Contributed by Henry Armah, MD, and Anil Parwani, MD, PhD
The patient is a 39-year-old woman who had a left kidney tumor incidentally discovered during CT scan as part of a diagnostic workup for colonic diverticulosis. She had no personal or family history of significance, including no personal or family history of tuberous sclerosis complex (TSC), lymphangioleiomyomatosis, renal cyst, renal malignancy, or estrogen hormonal therapy. The CT scan demonstrated a 2.5-cm complex cystic mass in the upper pole of the left kidney with a 1-cm enhancing nodule in its wall, radiologically worrisome for cystic renal cell carcinoma. In view of this concern of malignancy, the patient elected to undergo laparoscopic left partial nephrectomy for definitive surgical treatment. The entire tumor was surgically resected with an excellent margin of 5-mm of normal parenchyma surrounding the entire cyst wall, and the tumor was confined to the kidney. She is alive with no evidence of recurrence or metastatic disease, 24 months postoperatively, and subsequent clinical follow-up with interval abdominal imaging studies is planned.
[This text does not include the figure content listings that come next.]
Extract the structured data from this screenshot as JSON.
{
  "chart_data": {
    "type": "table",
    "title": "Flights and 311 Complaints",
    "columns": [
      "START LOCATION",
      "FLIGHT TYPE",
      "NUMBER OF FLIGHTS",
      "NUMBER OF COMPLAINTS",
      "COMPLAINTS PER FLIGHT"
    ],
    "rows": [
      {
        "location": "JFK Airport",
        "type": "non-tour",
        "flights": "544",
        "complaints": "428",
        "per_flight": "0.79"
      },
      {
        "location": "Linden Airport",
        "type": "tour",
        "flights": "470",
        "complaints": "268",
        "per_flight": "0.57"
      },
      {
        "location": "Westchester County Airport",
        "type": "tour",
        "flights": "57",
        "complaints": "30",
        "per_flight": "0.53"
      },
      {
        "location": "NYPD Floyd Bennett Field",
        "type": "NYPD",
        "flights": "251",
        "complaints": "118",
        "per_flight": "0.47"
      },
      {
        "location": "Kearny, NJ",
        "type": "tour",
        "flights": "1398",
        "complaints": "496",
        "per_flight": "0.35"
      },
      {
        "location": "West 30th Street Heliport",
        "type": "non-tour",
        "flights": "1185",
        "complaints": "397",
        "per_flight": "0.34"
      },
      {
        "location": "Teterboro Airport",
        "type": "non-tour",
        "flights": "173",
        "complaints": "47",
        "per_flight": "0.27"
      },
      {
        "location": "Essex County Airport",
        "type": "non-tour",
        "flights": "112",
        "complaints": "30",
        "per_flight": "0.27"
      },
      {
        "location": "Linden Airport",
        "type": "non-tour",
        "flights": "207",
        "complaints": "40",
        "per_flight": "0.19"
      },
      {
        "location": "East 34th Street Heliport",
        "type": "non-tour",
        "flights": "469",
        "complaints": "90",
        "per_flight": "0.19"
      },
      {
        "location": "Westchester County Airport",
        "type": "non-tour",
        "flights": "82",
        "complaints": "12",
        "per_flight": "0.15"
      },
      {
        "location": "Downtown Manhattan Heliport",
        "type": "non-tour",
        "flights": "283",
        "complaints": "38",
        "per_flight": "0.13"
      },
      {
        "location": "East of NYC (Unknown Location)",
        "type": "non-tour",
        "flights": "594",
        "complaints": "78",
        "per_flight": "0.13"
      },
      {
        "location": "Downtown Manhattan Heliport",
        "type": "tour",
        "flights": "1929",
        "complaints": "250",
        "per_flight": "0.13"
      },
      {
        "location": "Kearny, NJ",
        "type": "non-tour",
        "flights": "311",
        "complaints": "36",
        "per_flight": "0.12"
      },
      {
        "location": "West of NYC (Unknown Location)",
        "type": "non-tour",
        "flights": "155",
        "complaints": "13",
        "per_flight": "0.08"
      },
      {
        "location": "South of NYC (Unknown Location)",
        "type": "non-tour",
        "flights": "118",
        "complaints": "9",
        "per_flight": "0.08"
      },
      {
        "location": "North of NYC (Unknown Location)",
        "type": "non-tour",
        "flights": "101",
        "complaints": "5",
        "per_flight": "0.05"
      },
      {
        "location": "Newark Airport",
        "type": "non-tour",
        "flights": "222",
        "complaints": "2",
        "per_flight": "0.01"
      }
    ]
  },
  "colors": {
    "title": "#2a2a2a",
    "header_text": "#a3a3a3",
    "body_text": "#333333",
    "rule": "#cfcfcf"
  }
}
Grossly, the tumor was well demarcated and partially cystic, with the largest cyst measuring up to 1.1-cm. Sectioning of the tumor revealed part of the cyst wall contained a single 1-cm mural nodule with homogenous tan cut surface. The entire tumor was submitted for histological examination.
The histological examination revealed three components of the tumor. The first component was cystic or multicystic spaces lined by epithelium, which ranged from flat to cuboidal to columnar. Whilst the cuboidal to columnar cells had unremarkable clear cytoplasm, the flat cells had abundant eosinophilic cytoplasm with nuclei that often protruded into the lumen, resulting in a hobnailed appearance [image 1]. The second component was a subepithelial "cambiumlike" condensation of small stromal cells with indistinct cytoplasm immediately subjacent to the cyst epithelium. This subepithelial stroma showed prominent capillary vasculature (reminiscent of endometrial or mullerian-like stroma) and prominent lymphoplasmacytic infiltrate [image 2]. The third component was a thick exterior wall of plump smooth muscle cells with focally clear cytoplasm arranged in poorly formed fascicles, often appearing to emanate from irregular and tortuous blood vessels [image 3]. The third component was exterior to the subepithelial stroma and was typical of myomatous or muscle- predominant predominant AML. Additionally, noncystic native renal tubules were observed entrapped within this exterior muscular wall [image 4].
HMB45 [image 5] and Melan-A labeling was patchy in the exterior muscle-predominant AML component, but were most intense and concentrated in the compact subepithelial cellular stroma. Conversely, smooth muscle actin [image 6] and desmin labeling was most intense and concentrated in the exterior muscle-predominant AML component, but were patchy in the compact subepithelial cellular stroma. Similarly, the compact subepithelial cellular stroma showed strong and diffuse nuclear labeling for estrogen receptor (ER) [image 7] and progesterone receptor (PR) [image 8], along with strong and diffuse cytoplasmic labeling for CD10 [image 9], but labeling for ER [image 7], PR [image 8], and CD10 [image 9] were patchy in the exterior muscle-predominant AML component. However, vimentin [image 10] showed strong and diffuse cytoplasmic labeling of all 3 components equally. The cyst lining was positive for epithelial markers (pancytokeratin [image 11], AE1-AE3, and CK7), but negative for melanocytic (HMB-45 [image 5] and Melan-A), muscular (smooth muscle actin [image 6] and desmin), and hormonal (ER [image 7] and PR [image 8]) markers. The tumor showed low proliferative index with Ki67 labeling less than 1% of neoplastic cells [image 12]. Additionally, RCC marker antigen, inhibin, WT-1, c-kit (CD117), S-100 protein, and CK20 did not label any of the 3 components of the tumor (not shown). Except for patchy labeling of blood vessels, CD34 (endothelial markers) did not label any of the 3 components of the tumor (not shown).